Search
Close this search box.

Kelamin dan Hak atas Tubuh

Santi, seorang interseks yang tinggal di Kabupaten Tegal, Jawa Tengah, sempat ingin bunuh diri karena status kelamin “ganda” pada dirinya. Bukan hanya itu, dia juga mengalami diskriminasi dari masyarakat karena identitas seksual dan identitas gender yang dianggap tidak jelas oleh masyarakat (Kompas, 7/12/2011).

Tindakan itu membuat Santi menjadi frustasi, sehingga tindakan medis menjadi satu pilihan. Apakah kemudian tindakan medis menjadi jawaban untuk menentukan kejelasan identitasnya? Apakah setelah Santi melakukan penyesuaian kelamin sebagai perempuan atau laki-laki akan menghilangkan diskriminasi dan stigma yang dialami selama ini?

Apa yang dialami Santi, dialami Dhea yang berada di Kabupaten Batang, Jawa Tengah. Dea seorang transeksual yang telah menentukan jenis kelamin sebagai perempuan dan disahkan melalui Pengadilan  Negeri Batang. Sampai sekarang Dhea belum bisa mendapatkan hak administrasi kependudukan, seperti Kartu Keluarga dan Kartu Tanda Penduduk (KTP) dengan identitas kelamin perempuan. Menurut Dhea, dalam wawancara, pihak kelurahan selalu mengatakan dalam proses.

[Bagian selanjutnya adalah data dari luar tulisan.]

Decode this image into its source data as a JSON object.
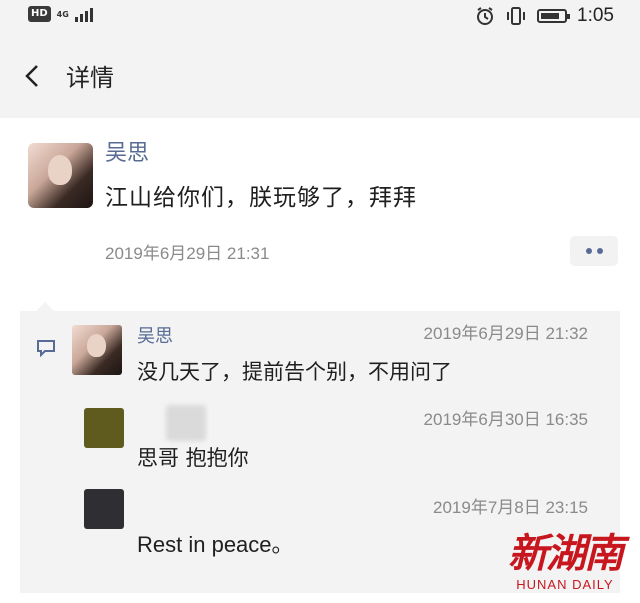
{
  "status_bar": {
    "hd_label": "HD",
    "network_label": "4G",
    "time": "1:05",
    "battery_level": 0.8,
    "icons": [
      "hd-icon",
      "signal-icon",
      "alarm-icon",
      "vibrate-icon",
      "battery-icon"
    ]
  },
  "header": {
    "title": "详情",
    "back_icon": "chevron-left-icon"
  },
  "post": {
    "author": "吴思",
    "text": "江山给你们，朕玩够了，拜拜",
    "timestamp": "2019年6月29日 21:31",
    "more_icon": "ellipsis-icon"
  },
  "comments": [
    {
      "author": "吴思",
      "timestamp": "2019年6月29日 21:32",
      "text": "没几天了，提前告个别，不用问了"
    },
    {
      "author": "",
      "timestamp": "2019年6月30日 16:35",
      "text": "思哥 抱抱你"
    },
    {
      "author": "",
      "timestamp": "2019年7月8日 23:15",
      "text": "Rest in peace。"
    }
  ],
  "watermark": {
    "chinese": "新湖南",
    "english": "HUNAN DAILY"
  },
  "colors": {
    "accent_blue": "#576b95",
    "background_gray": "#f3f3f3",
    "watermark_red": "#c8161e"
  }
}
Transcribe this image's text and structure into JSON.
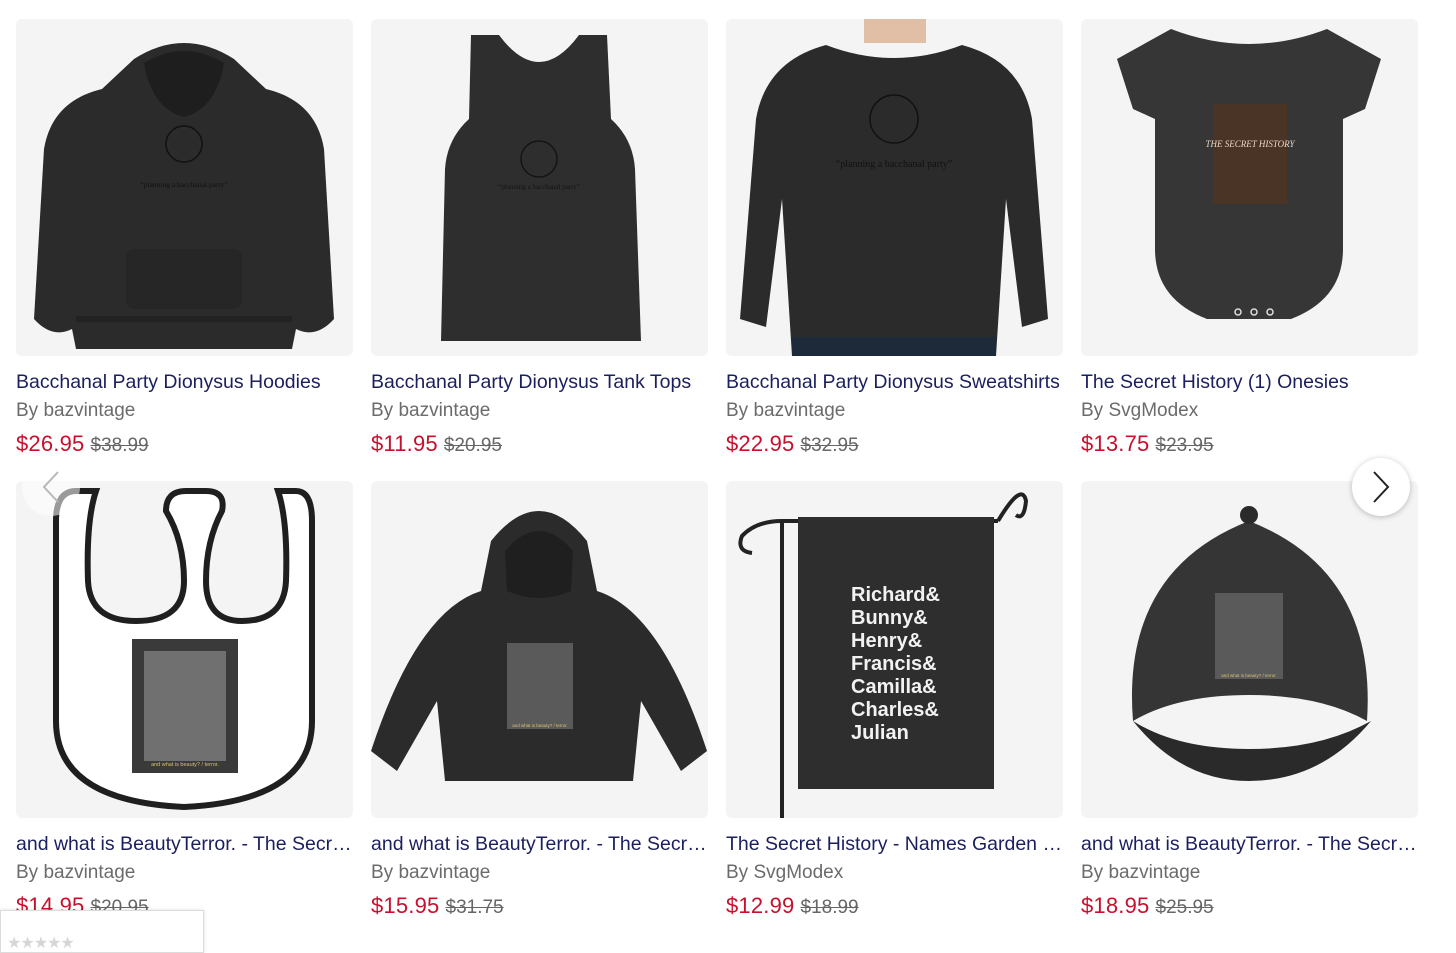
{
  "products": [
    {
      "title": "Bacchanal Party Dionysus Hoodies",
      "by": "By bazvintage",
      "price": "$26.95",
      "was": "$38.99",
      "print_text": "“planning a bacchanal party”"
    },
    {
      "title": "Bacchanal Party Dionysus Tank Tops",
      "by": "By bazvintage",
      "price": "$11.95",
      "was": "$20.95",
      "print_text": "“planning a bacchanal party”"
    },
    {
      "title": "Bacchanal Party Dionysus Sweatshirts",
      "by": "By bazvintage",
      "price": "$22.95",
      "was": "$32.95",
      "print_text": "“planning a bacchanal party”"
    },
    {
      "title": "The Secret History (1) Onesies",
      "by": "By SvgModex",
      "price": "$13.75",
      "was": "$23.95",
      "print_text": "THE SECRET HISTORY"
    },
    {
      "title": "and what is BeautyTerror. - The Secret History",
      "by": "By bazvintage",
      "price": "$14.95",
      "was": "$20.95",
      "print_text": "and what is beauty? / terror."
    },
    {
      "title": "and what is BeautyTerror. - The Secret History",
      "by": "By bazvintage",
      "price": "$15.95",
      "was": "$31.75",
      "print_text": "and what is beauty? / terror."
    },
    {
      "title": "The Secret History - Names Garden Flags",
      "by": "By SvgModex",
      "price": "$12.99",
      "was": "$18.99",
      "print_lines": [
        "Richard&",
        "Bunny&",
        "Henry&",
        "Francis&",
        "Camilla&",
        "Charles&",
        "Julian"
      ]
    },
    {
      "title": "and what is BeautyTerror. - The Secret History",
      "by": "By bazvintage",
      "price": "$18.95",
      "was": "$25.95",
      "print_text": "and what is beauty? / terror."
    }
  ],
  "carousel": {
    "prev_icon": "chevron-left-icon",
    "next_icon": "chevron-right-icon"
  },
  "rating_widget": {
    "icon": "star-rating-icon",
    "stars": "★★★★★"
  },
  "colors": {
    "title": "#1b1f5e",
    "price": "#c8102e",
    "muted": "#6b6b6b",
    "garment": "#2b2b2b"
  }
}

Apa yang dialami oleh Santi dan Dea merupakan persoalan diskriminasi dan phobia dengan kasus yang berbeda. Mereka sebagai manusia dipaksa memiliki jenis kelamin tertentu sebagaimana umumnya pemahaman orang, laki-laki punya penis dengan ukuran tertentu dan perempuan bervagina dengan payudara besar. Jika seseorang tidak memiliki itu dan tidak sesuai dengan pandangan umum itu, maka dianggap cacat ,sehingga kelamin mereka harus dioperasi.

Selama ini, praktek-praktek operasi kelamin pada seorang interseks banyak terjadi di Indonesia. Hal itu dilakukan umumnya saat masa anak-anak (di bawah 18 tahun). Menurut catatan Rumah Sakit Dr. Kariadi dari Fakultas Kedokteran Universitas Diponegoro, Jawa Tengah, jumlah orang interseks yang datang rata-rata 2 orang per minggu.

Penentuan jenis kelamin pada kasus-kasus interseks memang banyak ditentukan oleh orang tua dan dokter. Ketika dewasa muncul berbagai masalah. Salah satunya, seorang interseks merasa tidak sesuai dirinya dengan jenis kelamin yang telah ditentukan oleh orang tua dan dokter.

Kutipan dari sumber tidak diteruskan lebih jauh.